Reina nodded, forcing herself to accept this simple truth. “I understand.”
She heard her husband breath in sharply through his nose. “And you are sure you want to go through with this?” he asked.

The rocking chair shuddered as Reina did consider this. She was not sure of anything. What she was sure of… she was sure that she did not want to face Deborah and Donna again. She was sure that she did not want to visibly set eyes on her mother’s grave again. And she was sure that if she let these fears consume her, that there might be nothing left—just vanity and jealousy and resentment coating her body once her son was to leave her.

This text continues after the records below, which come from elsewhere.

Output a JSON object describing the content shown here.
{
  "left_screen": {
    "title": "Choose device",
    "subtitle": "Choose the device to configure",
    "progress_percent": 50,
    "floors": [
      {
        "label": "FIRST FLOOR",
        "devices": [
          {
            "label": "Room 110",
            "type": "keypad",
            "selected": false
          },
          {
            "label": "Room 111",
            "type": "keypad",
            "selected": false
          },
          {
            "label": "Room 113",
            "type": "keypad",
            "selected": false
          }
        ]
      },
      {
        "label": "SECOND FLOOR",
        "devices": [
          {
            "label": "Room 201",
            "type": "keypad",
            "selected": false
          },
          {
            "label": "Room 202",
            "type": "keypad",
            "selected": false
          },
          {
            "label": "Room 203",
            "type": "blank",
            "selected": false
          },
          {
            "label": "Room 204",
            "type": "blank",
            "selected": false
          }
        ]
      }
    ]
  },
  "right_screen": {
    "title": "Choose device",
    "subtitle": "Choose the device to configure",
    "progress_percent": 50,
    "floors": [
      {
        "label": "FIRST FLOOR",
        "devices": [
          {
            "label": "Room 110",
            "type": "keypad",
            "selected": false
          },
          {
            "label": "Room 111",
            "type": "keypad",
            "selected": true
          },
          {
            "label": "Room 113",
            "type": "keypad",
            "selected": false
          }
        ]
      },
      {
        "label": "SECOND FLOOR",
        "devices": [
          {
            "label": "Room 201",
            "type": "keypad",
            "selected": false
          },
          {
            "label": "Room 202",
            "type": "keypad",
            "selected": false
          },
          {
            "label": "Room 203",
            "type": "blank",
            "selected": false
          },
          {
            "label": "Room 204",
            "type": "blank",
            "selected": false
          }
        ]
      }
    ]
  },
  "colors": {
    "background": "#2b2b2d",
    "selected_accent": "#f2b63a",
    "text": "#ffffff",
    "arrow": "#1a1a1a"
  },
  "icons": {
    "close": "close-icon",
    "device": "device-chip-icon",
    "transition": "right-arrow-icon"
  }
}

She looked her husband straight in the eye, and tried to speak as firmly as she could. “I am sure,” she said.

And Doran sighed, conceding the point. “All right,” he said. Slowly, his hands traveled to her back and braced her as he helped her to stand. “I will start researching flights to New York City once Mikele leaves.”

Gratitude filled Reina, as if she were perspiring in the desert and her husband’s kindness was nothing less than life giving water. And she thanked Hashem for her good fortune—for this man, who had turned her into a woman, for the prospect of this family that they would create, and for the certainty that no matter what happened with her sisters, she had something godly to return to. She allowed herself to be propelled towards the bed, needing her rest after making such lofty and perpetually harmful decisions.

“You… are the most wonderful man,” she murmured admirably, and leaned into her husband in order to whisper the secret words. “I love you,” she said.

Doran’s gentle hands settled her into the bed, and fashioned the warm sheets around the form of her and their son. Slowly and tenderly, he pressed a kiss to her forehead. “I love you too, besheret,” he whispered back before leaving her side in order to change for bed himself.

Reina Hadar relaxed her body and closed her eyes, allowing herself to sink into the warmth of slumber. And in her mind’s eye, she whispered her final plea to the Almighty Creator—the plea which was once as silly as a secular birthday’s wish so long ago—the hope that she could find peace in her life at long last.